11 décembre 2012


 Noël en famille

 Au moment où j’écris ces lignes, il est beaucoup question de famille dans les médias. Famille politique qui se déchire, famille européenne en sursis, familles monoparentales qui se tournent vers les restos du cœur, familles homosexuelles qui désirent se marier.
 Celles-ci réclament une égalité de droits et par le fait même une loi reconnaissant leur union au titre de mariage. Elles s’insurgent contre la position de certains officiers de l’état civil, dont des maires qui opposent la clause de conscience à l’application de cette future loi. 
Elles soupçonnent également les tenants arriérés de la tradition chrétienne de fonder leurs arguments sur une sournoise homophobie.

Certains, relisant un peu rapidement les propos de Michel Serres et les textes évangéliques de la naissance de Jésus ajoutent :
- « Qui le premier a bouleversé l’ordre de la nature que vous dites vouloir respecter en matière familiale ? N’est-ce pas Celui qui se dit né d’une vierge-mère et adopté par un père qui n’en est pas un !
- Qui a dit ? «Ma mère et mes frères se sont ceux qui écoutent la Parole de Dieu et qui la mettent en pratique! » 
- Enfin, n’est-ce pas votre Jésus qui sur la Croix a confié sa mère à St Jean : « Mère, voici ton Fils, Fils voici ta mère? » 
La contre-attaque est rude ! Autrement plus provocante qu’un barrage de seins nus pointés sur les défenseurs des droits de l’enfant à avoir un père et une mère.

Faut-il répondre ? Le risque est grand de laisser croire, une fois de plus, que l’Eglise ne s’intéresse qu’aux questions sexuelles. Mais, ici, l’enjeu est autre. Il concerne la conception même de la société dans le sens premier du terme. D’ailleurs, les catholiques sont loin d’être les seuls concernés ; d’autres aussi  s’interrogent ouvertement.

 La fête de Noël et celle de la Sainte famille peuvent nous suggérer quelques remarques.
Tout d’abord, il faut noter que l’enfant de Bethléem a eu un père et une mère. On aurait pu se contenter de Marie comme « référent parental », d’autant qu’à cette époque la famille élargie subvenait aux besoins des orphelins. Le Dieu-Père s’est soumis à la loi de son peuple qui exigeait un père légal pour l’enfant.
Cette brèche faite dans l’ordre naturel par une naissance virginale n’a pas pour but de démolir la nature de l’homme ou de la femme, mais d’en indiquer la finalité ultime. Oui, nous sommes appelés, et la famille avec nous, à une création nouvelle, à une terre renouvelée, non pas sur les ruines de ce monde mais plutôt par une conversion, une transfiguration de la réalité qui est la nôtre.

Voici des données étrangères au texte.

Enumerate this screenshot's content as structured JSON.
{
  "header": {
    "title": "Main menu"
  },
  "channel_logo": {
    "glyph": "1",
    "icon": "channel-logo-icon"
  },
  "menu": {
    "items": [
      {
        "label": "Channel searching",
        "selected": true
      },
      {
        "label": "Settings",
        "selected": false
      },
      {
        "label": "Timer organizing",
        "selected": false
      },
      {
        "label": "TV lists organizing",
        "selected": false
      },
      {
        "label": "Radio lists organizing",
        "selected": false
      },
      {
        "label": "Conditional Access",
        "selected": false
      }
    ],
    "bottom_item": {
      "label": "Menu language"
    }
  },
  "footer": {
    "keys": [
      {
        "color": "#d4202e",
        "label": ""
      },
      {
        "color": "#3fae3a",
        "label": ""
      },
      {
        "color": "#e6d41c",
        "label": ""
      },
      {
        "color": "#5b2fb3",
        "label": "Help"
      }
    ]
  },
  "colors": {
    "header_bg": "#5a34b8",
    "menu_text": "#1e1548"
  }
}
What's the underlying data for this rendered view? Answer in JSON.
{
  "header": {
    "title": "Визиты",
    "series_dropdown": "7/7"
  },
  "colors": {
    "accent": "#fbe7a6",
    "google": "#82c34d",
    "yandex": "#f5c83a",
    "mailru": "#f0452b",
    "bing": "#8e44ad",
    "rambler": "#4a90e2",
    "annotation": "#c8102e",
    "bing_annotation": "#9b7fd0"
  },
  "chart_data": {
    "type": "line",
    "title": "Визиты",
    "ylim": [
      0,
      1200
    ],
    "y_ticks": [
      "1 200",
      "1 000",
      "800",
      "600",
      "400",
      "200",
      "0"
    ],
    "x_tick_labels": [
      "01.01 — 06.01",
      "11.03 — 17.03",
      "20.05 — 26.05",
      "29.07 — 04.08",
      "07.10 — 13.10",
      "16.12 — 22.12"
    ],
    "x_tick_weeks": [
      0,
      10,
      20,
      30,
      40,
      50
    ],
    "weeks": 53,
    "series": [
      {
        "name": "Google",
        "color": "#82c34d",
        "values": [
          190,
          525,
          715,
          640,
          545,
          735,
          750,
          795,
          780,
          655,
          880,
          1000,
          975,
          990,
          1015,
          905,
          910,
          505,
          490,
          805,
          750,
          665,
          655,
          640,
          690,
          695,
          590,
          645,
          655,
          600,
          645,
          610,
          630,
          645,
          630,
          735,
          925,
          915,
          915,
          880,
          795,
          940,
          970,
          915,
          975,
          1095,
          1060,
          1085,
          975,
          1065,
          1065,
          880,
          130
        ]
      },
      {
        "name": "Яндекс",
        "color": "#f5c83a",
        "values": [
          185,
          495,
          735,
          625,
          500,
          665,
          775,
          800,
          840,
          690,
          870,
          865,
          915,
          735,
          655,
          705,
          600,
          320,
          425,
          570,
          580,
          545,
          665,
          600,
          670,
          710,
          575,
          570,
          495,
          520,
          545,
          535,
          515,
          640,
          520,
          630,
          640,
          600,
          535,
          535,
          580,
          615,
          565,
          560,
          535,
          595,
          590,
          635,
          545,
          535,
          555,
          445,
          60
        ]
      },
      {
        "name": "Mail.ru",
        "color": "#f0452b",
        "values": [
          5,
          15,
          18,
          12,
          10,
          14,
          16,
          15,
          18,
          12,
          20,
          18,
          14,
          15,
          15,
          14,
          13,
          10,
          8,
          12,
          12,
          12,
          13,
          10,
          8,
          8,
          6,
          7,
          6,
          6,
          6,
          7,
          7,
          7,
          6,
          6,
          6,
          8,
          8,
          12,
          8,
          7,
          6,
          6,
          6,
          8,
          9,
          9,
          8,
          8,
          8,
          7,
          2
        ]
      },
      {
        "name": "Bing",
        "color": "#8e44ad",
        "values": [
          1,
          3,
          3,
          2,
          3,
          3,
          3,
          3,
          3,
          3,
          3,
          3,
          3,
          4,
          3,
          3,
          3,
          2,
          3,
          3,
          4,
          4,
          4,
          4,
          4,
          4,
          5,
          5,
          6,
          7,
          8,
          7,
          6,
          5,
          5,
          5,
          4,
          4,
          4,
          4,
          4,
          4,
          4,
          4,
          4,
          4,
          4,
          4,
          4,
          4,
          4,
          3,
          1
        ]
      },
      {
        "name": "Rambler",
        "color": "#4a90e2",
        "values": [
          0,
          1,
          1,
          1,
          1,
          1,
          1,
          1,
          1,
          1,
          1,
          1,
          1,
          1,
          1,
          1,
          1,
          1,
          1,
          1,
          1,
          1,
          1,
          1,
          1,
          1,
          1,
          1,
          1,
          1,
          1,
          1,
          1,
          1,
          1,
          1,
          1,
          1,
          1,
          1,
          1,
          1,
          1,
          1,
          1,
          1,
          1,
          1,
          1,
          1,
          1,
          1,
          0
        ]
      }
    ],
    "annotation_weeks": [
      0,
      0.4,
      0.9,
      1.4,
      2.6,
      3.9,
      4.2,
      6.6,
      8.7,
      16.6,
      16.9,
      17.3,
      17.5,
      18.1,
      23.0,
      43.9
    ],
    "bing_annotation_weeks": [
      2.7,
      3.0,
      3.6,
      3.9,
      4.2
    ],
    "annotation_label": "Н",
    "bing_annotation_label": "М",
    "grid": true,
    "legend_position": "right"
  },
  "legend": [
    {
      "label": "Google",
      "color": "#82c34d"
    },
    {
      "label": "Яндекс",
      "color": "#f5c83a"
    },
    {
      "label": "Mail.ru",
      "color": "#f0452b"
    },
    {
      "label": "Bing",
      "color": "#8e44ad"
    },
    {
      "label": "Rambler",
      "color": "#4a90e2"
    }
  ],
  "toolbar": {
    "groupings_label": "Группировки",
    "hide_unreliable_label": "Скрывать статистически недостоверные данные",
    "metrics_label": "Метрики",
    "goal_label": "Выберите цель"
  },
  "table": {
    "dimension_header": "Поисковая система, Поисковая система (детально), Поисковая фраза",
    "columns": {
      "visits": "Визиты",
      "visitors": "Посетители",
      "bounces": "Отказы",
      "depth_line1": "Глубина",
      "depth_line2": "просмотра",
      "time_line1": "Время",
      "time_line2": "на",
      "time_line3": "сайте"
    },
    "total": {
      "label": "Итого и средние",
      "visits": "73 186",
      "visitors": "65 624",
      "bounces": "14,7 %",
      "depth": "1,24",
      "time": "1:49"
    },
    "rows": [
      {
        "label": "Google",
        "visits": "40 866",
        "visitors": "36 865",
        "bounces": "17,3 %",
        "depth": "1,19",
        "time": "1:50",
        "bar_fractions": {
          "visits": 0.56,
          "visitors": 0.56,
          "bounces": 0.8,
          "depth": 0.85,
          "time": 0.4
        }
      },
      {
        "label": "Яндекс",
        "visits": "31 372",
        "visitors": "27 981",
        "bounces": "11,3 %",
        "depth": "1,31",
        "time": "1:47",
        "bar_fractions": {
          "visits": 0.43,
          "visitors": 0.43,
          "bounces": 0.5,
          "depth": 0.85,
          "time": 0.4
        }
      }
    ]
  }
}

Dans cet ordre de choses, la Résurrection ne supprime pas la mort mais la transforme.
Enfin, on peut noter aussi que cette nouvelle famille se fait sur un fond de  relations chastes et respectueuses, aux antipodes de ces affirmations péremptoires de droit à l’enfant et de refus de la différence, revendiquée pourtant en d’autres temps par les mêmes voix.

 Acceptons simplement qu’il y ait des façons bien différentes pour tous les humains, hétéros ou homos, croyants ou incroyants, blancs ou noirs, de se retrouver un jour dans une même famille, puisque c’est le but que le Concile Vatican II assigne à l’Eglise. Mais ne brouillons à plaisir les chemins pour y parvenir. On peut envisager des unions qui donnent les mêmes droits à tous, mais l’enfant ne peut pas être un droit comme celui de manifester et le mariage reste l’union d’un homme et d’une femme. L’enfant est un don. Il a fallu des siècles pour que les hommes comprennent qu’ils n’avaient pas tous les droits sur leur progéniture. 
Abraham lui-même a dû arrêter son bras meurtrier en apprenant qu’Isaac avait aussi un autre Père.
Nous ne sommes pas encore de ces anges qui formaient la chorale de la Nativité. 
Et de toute façon, si chaque enfant a son ange gardien, il a bien besoin d’un père et d’une mère.  
Bon Noël, en famille !

18 juin 2012


Bonnes vacances
« Que fais-tu pendant les vacances ? » « Rien. » Il semblerait que ce soit la juste réponse puisque ce mot signifie : « vide » , « absence ». On parle de « vacance du pouvoir » quand un chef de gouvernement démissionne. En tout cas, on peut facilement comprendre que pour certains citadins cette réponse soit spontanée quand on connaît le rythme et le stress de leurs journées.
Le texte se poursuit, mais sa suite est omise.